Use the configuration selector below to automatically generate the appropriate deployment command.

Hardware Platform
Model Name
Deployment Strategy
Reasoning & Tools
Run this Command:
SGLANG_ENABLE_SPEC_V2=1 python3 -m sglang.launch_server \
  --model-path XiaomiMiMo/MiMo-V2-Flash \
  --trust-remote-code \
  --tp-size 8 \
  --dp-size 2 \
  --enable-dp-attention \
  --mem-fraction-static 0.75 \
  --max-running-requests 128 \
  --chunked-prefill-size 16384 \
  --model-loader-extra-config '{"enable_multithread_load": "true","num_threads": 64}' \
  --attention-backend fa3 \
  --speculative-algorithm EAGLE \
  --speculative-num-steps 3 \
  --speculative-eagle-topk 1 \
  --speculative-num-draft-tokens 4 \
  --enable-multi-layer-eagle \
  --reasoning-parser qwen3 \
  --tool-call-parser mimo

Testing the deployment

Once the server is running, test it with a chat completion request in another terminal:

curl http://localhost:30000/v1/chat/completions \
-H "Content-Type: application/json" \
-d '{
"model": "XiaomiMiMo/MiMo-V2-Flash",
"messages": [
{"role": "user", "content": "Hello!

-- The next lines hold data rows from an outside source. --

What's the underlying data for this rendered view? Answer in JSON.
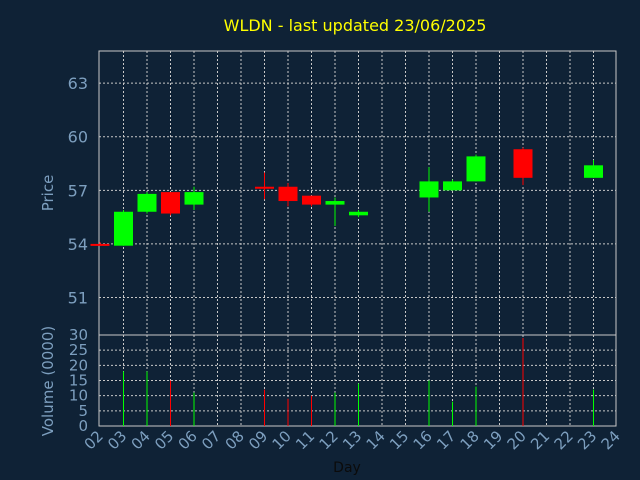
{
  "title": "WLDN - last updated 23/06/2025",
  "colors": {
    "background": "#0f2236",
    "title": "#ffff00",
    "axis_text": "#7d9fbf",
    "grid": "#c8c8c8",
    "frame": "#c8c8c8",
    "up": "#00ff00",
    "down": "#ff0000",
    "xlabel": "#0b0b0b"
  },
  "chart_data": [
    {
      "type": "candlestick",
      "title": "WLDN - last updated 23/06/2025",
      "ylabel": "Price",
      "ylim": [
        48.9,
        64.8
      ],
      "yticks": [
        51,
        54,
        57,
        60,
        63
      ],
      "grid": true,
      "x_tick_labels": [
        "02",
        "03",
        "04",
        "05",
        "06",
        "07",
        "08",
        "09",
        "10",
        "11",
        "12",
        "13",
        "14",
        "15",
        "16",
        "17",
        "18",
        "19",
        "20",
        "21",
        "22",
        "23",
        "24"
      ],
      "candles": [
        {
          "day": "02",
          "open": 54.0,
          "high": 54.1,
          "low": 53.9,
          "close": 53.9
        },
        {
          "day": "03",
          "open": 53.9,
          "high": 55.9,
          "low": 53.9,
          "close": 55.8
        },
        {
          "day": "04",
          "open": 55.8,
          "high": 56.9,
          "low": 55.7,
          "close": 56.8
        },
        {
          "day": "05",
          "open": 56.9,
          "high": 56.9,
          "low": 55.6,
          "close": 55.7
        },
        {
          "day": "06",
          "open": 56.2,
          "high": 57.2,
          "low": 55.9,
          "close": 56.9
        },
        {
          "day": "09",
          "open": 57.2,
          "high": 58.0,
          "low": 56.5,
          "close": 57.1
        },
        {
          "day": "10",
          "open": 57.2,
          "high": 57.4,
          "low": 56.1,
          "close": 56.4
        },
        {
          "day": "11",
          "open": 56.7,
          "high": 56.7,
          "low": 56.1,
          "close": 56.2
        },
        {
          "day": "12",
          "open": 56.2,
          "high": 56.6,
          "low": 55.0,
          "close": 56.4
        },
        {
          "day": "13",
          "open": 55.6,
          "high": 55.9,
          "low": 55.5,
          "close": 55.8
        },
        {
          "day": "16",
          "open": 56.6,
          "high": 58.3,
          "low": 55.8,
          "close": 57.5
        },
        {
          "day": "17",
          "open": 57.0,
          "high": 57.6,
          "low": 57.0,
          "close": 57.5
        },
        {
          "day": "18",
          "open": 57.5,
          "high": 59.0,
          "low": 57.5,
          "close": 58.9
        },
        {
          "day": "20",
          "open": 59.3,
          "high": 59.4,
          "low": 57.3,
          "close": 57.7
        },
        {
          "day": "23",
          "open": 57.7,
          "high": 58.7,
          "low": 57.7,
          "close": 58.4
        }
      ]
    },
    {
      "type": "bar",
      "ylabel": "Volume (0000)",
      "xlabel": "Day",
      "ylim": [
        0,
        30
      ],
      "yticks": [
        0,
        5,
        10,
        15,
        20,
        25,
        30
      ],
      "grid": true,
      "bars": [
        {
          "day": "02",
          "value": 0,
          "direction": "down"
        },
        {
          "day": "03",
          "value": 18,
          "direction": "up"
        },
        {
          "day": "04",
          "value": 18,
          "direction": "up"
        },
        {
          "day": "05",
          "value": 15,
          "direction": "down"
        },
        {
          "day": "06",
          "value": 11,
          "direction": "up"
        },
        {
          "day": "09",
          "value": 12,
          "direction": "down"
        },
        {
          "day": "10",
          "value": 9,
          "direction": "down"
        },
        {
          "day": "11",
          "value": 10,
          "direction": "down"
        },
        {
          "day": "12",
          "value": 11,
          "direction": "up"
        },
        {
          "day": "13",
          "value": 14,
          "direction": "up"
        },
        {
          "day": "16",
          "value": 15,
          "direction": "up"
        },
        {
          "day": "17",
          "value": 8,
          "direction": "up"
        },
        {
          "day": "18",
          "value": 13,
          "direction": "up"
        },
        {
          "day": "20",
          "value": 29,
          "direction": "down"
        },
        {
          "day": "23",
          "value": 12,
          "direction": "up"
        }
      ]
    }
  ]
}
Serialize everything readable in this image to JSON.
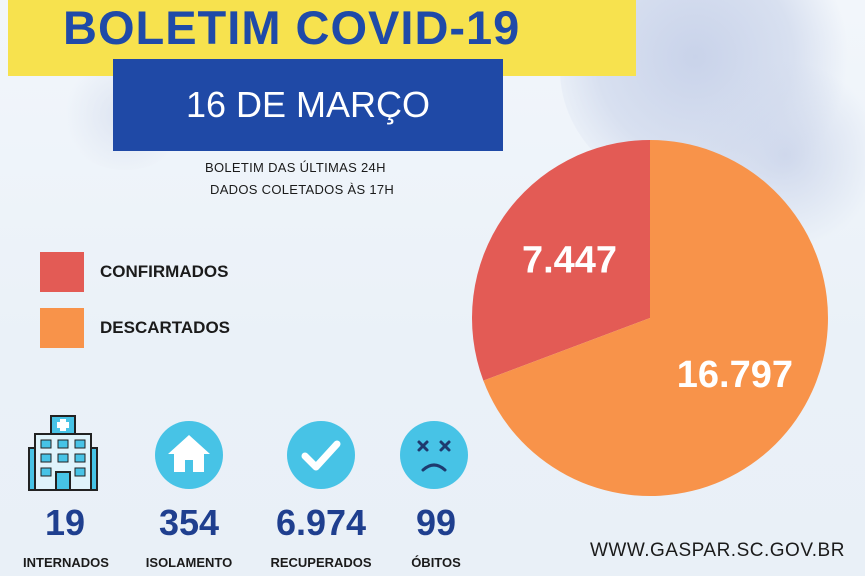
{
  "header": {
    "title": "BOLETIM COVID-19",
    "date": "16 DE MARÇO",
    "subtitle_line1": "BOLETIM DAS ÚLTIMAS 24H",
    "subtitle_line2": "DADOS COLETADOS ÀS  17H"
  },
  "colors": {
    "title_bar": "#f7e24e",
    "date_bar": "#1f49a6",
    "confirmados": "#e35b55",
    "descartados": "#f8934a",
    "stat_value": "#1f3f8f",
    "icon_circle": "#47c3e6"
  },
  "chart_data": {
    "type": "pie",
    "slices": [
      {
        "name": "CONFIRMADOS",
        "value": 7447,
        "label": "7.447",
        "color": "#e35b55"
      },
      {
        "name": "DESCARTADOS",
        "value": 16797,
        "label": "16.797",
        "color": "#f8934a"
      }
    ],
    "legend": [
      "CONFIRMADOS",
      "DESCARTADOS"
    ],
    "legend_position": "left"
  },
  "stats": [
    {
      "icon": "hospital-icon",
      "value": "19",
      "label": "INTERNADOS"
    },
    {
      "icon": "house-icon",
      "value": "354",
      "label": "ISOLAMENTO"
    },
    {
      "icon": "checkmark-icon",
      "value": "6.974",
      "label": "RECUPERADOS"
    },
    {
      "icon": "sad-face-icon",
      "value": "99",
      "label": "ÓBITOS"
    }
  ],
  "footer": {
    "url": "WWW.GASPAR.SC.GOV.BR"
  }
}
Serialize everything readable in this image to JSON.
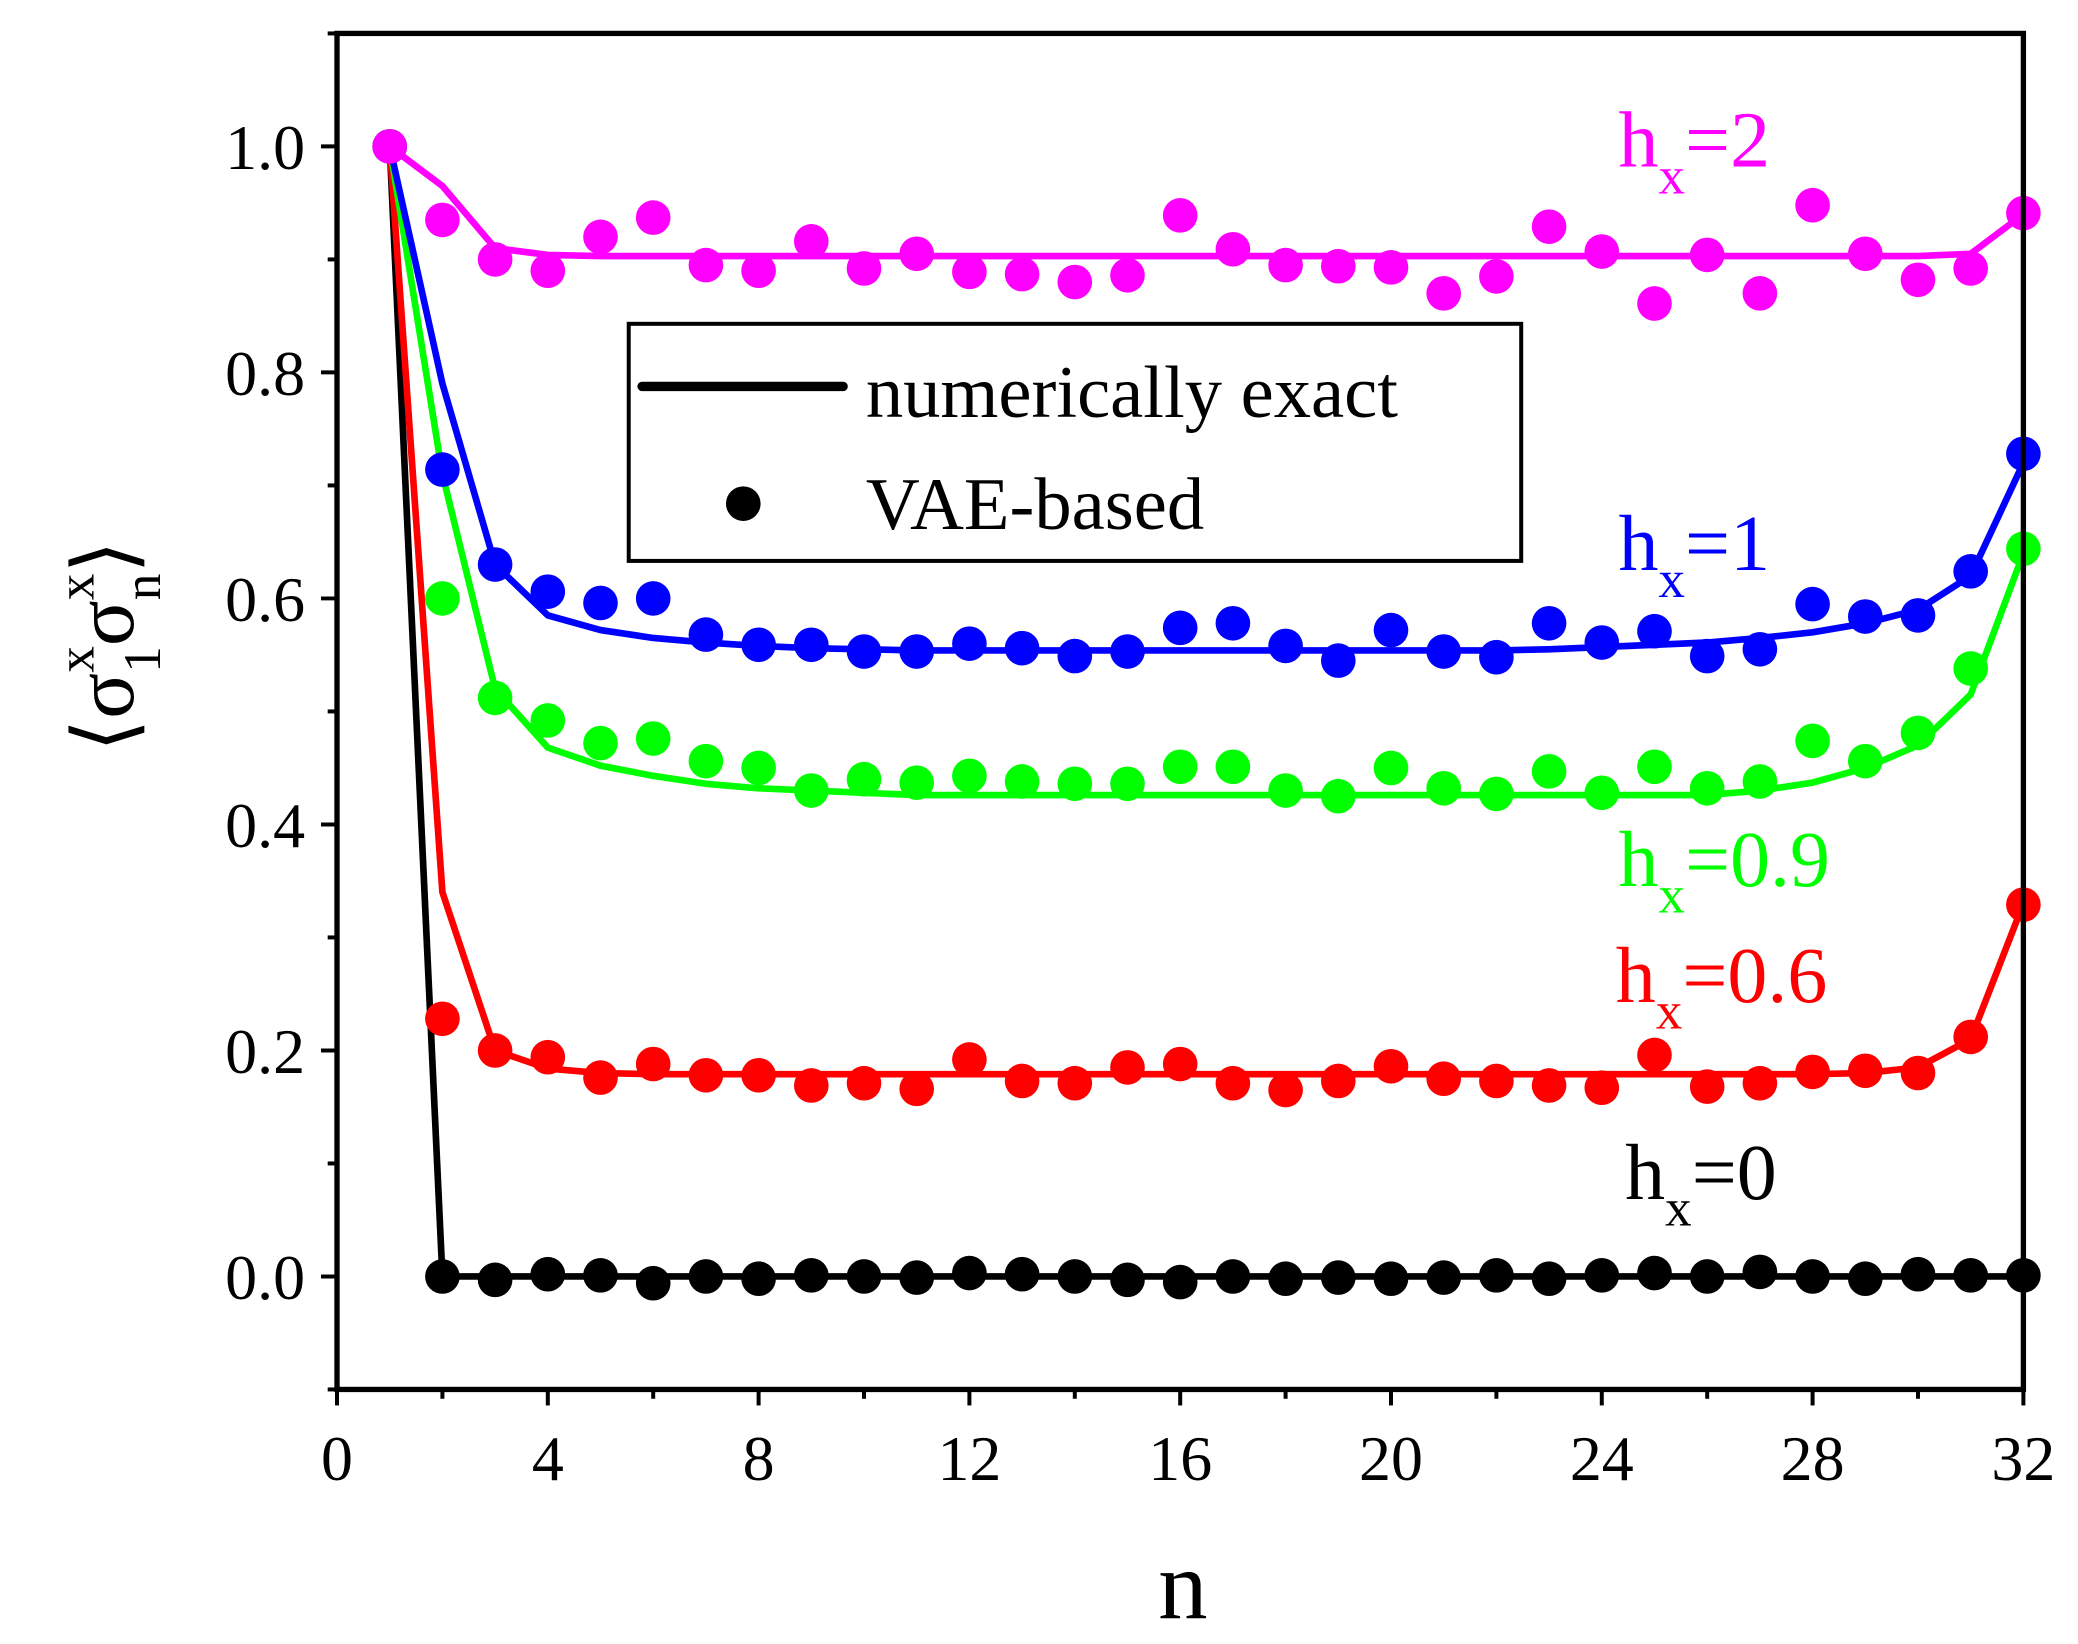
{
  "chart_data": {
    "type": "line",
    "xlabel": "n",
    "ylabel": {
      "open": "⟨",
      "s1": "σ",
      "s1_sup": "x",
      "s1_sub": "1",
      "s2": "σ",
      "s2_sup": "x",
      "s2_sub": "n",
      "close": "⟩"
    },
    "xlim": [
      0,
      32
    ],
    "ylim": [
      -0.1,
      1.1
    ],
    "x_ticks": [
      "0",
      "4",
      "8",
      "12",
      "16",
      "20",
      "24",
      "28",
      "32"
    ],
    "x_tick_values": [
      0,
      4,
      8,
      12,
      16,
      20,
      24,
      28,
      32
    ],
    "x_minor_step": 2,
    "y_ticks": [
      "0.0",
      "0.2",
      "0.4",
      "0.6",
      "0.8",
      "1.0"
    ],
    "y_tick_values": [
      0,
      0.2,
      0.4,
      0.6,
      0.8,
      1.0
    ],
    "y_minor_step": 0.1,
    "grid": false,
    "legend": {
      "placement": "top-center",
      "entries": [
        {
          "label": "numerically exact",
          "marker": "line"
        },
        {
          "label": "VAE-based",
          "marker": "dot"
        }
      ]
    },
    "x": [
      1,
      2,
      3,
      4,
      5,
      6,
      7,
      8,
      9,
      10,
      11,
      12,
      13,
      14,
      15,
      16,
      17,
      18,
      19,
      20,
      21,
      22,
      23,
      24,
      25,
      26,
      27,
      28,
      29,
      30,
      31,
      32
    ],
    "series": [
      {
        "annotation": {
          "main": "h",
          "sub": "x",
          "value": "=2"
        },
        "color": "#ff00ff",
        "exact": [
          1.0,
          0.965,
          0.91,
          0.904,
          0.903,
          0.903,
          0.903,
          0.903,
          0.903,
          0.903,
          0.903,
          0.903,
          0.903,
          0.903,
          0.903,
          0.903,
          0.903,
          0.903,
          0.903,
          0.903,
          0.903,
          0.903,
          0.903,
          0.903,
          0.903,
          0.903,
          0.903,
          0.903,
          0.903,
          0.903,
          0.905,
          0.94
        ],
        "vae": [
          1.0,
          0.935,
          0.9,
          0.89,
          0.92,
          0.937,
          0.895,
          0.89,
          0.916,
          0.892,
          0.905,
          0.889,
          0.887,
          0.88,
          0.886,
          0.939,
          0.909,
          0.895,
          0.894,
          0.893,
          0.87,
          0.885,
          0.929,
          0.907,
          0.861,
          0.904,
          0.87,
          0.948,
          0.905,
          0.882,
          0.892,
          0.941
        ]
      },
      {
        "annotation": {
          "main": "h",
          "sub": "x",
          "value": "=1"
        },
        "color": "#0000ff",
        "exact": [
          1.0,
          0.79,
          0.63,
          0.585,
          0.572,
          0.565,
          0.561,
          0.558,
          0.556,
          0.555,
          0.554,
          0.554,
          0.554,
          0.554,
          0.554,
          0.554,
          0.554,
          0.554,
          0.554,
          0.554,
          0.554,
          0.554,
          0.555,
          0.557,
          0.559,
          0.561,
          0.565,
          0.57,
          0.578,
          0.59,
          0.62,
          0.72
        ],
        "vae": [
          1.0,
          0.714,
          0.63,
          0.606,
          0.596,
          0.6,
          0.568,
          0.559,
          0.559,
          0.553,
          0.553,
          0.56,
          0.556,
          0.549,
          0.553,
          0.574,
          0.578,
          0.558,
          0.545,
          0.572,
          0.553,
          0.548,
          0.578,
          0.561,
          0.571,
          0.549,
          0.555,
          0.595,
          0.584,
          0.585,
          0.624,
          0.728
        ]
      },
      {
        "annotation": {
          "main": "h",
          "sub": "x",
          "value": "=0.9"
        },
        "color": "#00ff00",
        "exact": [
          1.0,
          0.71,
          0.52,
          0.468,
          0.452,
          0.443,
          0.436,
          0.432,
          0.43,
          0.428,
          0.426,
          0.426,
          0.426,
          0.426,
          0.426,
          0.426,
          0.426,
          0.426,
          0.426,
          0.426,
          0.426,
          0.426,
          0.426,
          0.426,
          0.426,
          0.426,
          0.43,
          0.437,
          0.45,
          0.47,
          0.515,
          0.64
        ],
        "vae": [
          1.0,
          0.6,
          0.512,
          0.492,
          0.472,
          0.476,
          0.456,
          0.45,
          0.43,
          0.44,
          0.437,
          0.443,
          0.438,
          0.436,
          0.436,
          0.451,
          0.451,
          0.43,
          0.425,
          0.45,
          0.432,
          0.427,
          0.447,
          0.428,
          0.451,
          0.432,
          0.438,
          0.474,
          0.456,
          0.481,
          0.538,
          0.644
        ]
      },
      {
        "annotation": {
          "main": "h",
          "sub": "x",
          "value": "=0.6"
        },
        "color": "#ff0000",
        "exact": [
          1.0,
          0.34,
          0.2,
          0.184,
          0.18,
          0.179,
          0.179,
          0.179,
          0.179,
          0.179,
          0.179,
          0.179,
          0.179,
          0.179,
          0.179,
          0.179,
          0.179,
          0.179,
          0.179,
          0.179,
          0.179,
          0.179,
          0.179,
          0.179,
          0.179,
          0.179,
          0.179,
          0.179,
          0.18,
          0.185,
          0.21,
          0.33
        ],
        "vae": [
          1.0,
          0.228,
          0.2,
          0.194,
          0.176,
          0.188,
          0.178,
          0.178,
          0.169,
          0.171,
          0.166,
          0.192,
          0.173,
          0.171,
          0.185,
          0.188,
          0.171,
          0.165,
          0.173,
          0.186,
          0.175,
          0.173,
          0.169,
          0.167,
          0.196,
          0.168,
          0.171,
          0.181,
          0.182,
          0.18,
          0.212,
          0.329
        ]
      },
      {
        "annotation": {
          "main": "h",
          "sub": "x",
          "value": "=0"
        },
        "color": "#000000",
        "exact": [
          1.0,
          0,
          0,
          0,
          0,
          0,
          0,
          0,
          0,
          0,
          0,
          0,
          0,
          0,
          0,
          0,
          0,
          0,
          0,
          0,
          0,
          0,
          0,
          0,
          0,
          0,
          0,
          0,
          0,
          0,
          0,
          0
        ],
        "vae": [
          1.0,
          0,
          -0.003,
          0.002,
          0.001,
          -0.006,
          0,
          -0.002,
          0.001,
          0,
          -0.001,
          0.003,
          0.002,
          0,
          -0.003,
          -0.005,
          0,
          -0.002,
          -0.001,
          -0.002,
          -0.001,
          0.001,
          -0.002,
          0.001,
          0.003,
          0,
          0.004,
          0,
          -0.002,
          0.002,
          0.001,
          0.001
        ]
      }
    ]
  }
}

What can you help me with?"}
],
"temperature": 0.7,
"max_tokens": 100
}'

Expected response:

{
"id": "...",
"object": "chat.completion",
"model": "XiaomiMiMo/MiMo-V2-Flash",
"choices": [{
"message": {
"role": "assistant",
"content": "Hello! I can help you with..."
}
}]
}

Troubleshooting

DeepGEMM Timeout Error

Occasionally DeepGEMM timeout errors occur during first launch. Simply rerun the server command in the same container - the compiled kernels are cached and subsequent launches will be fast.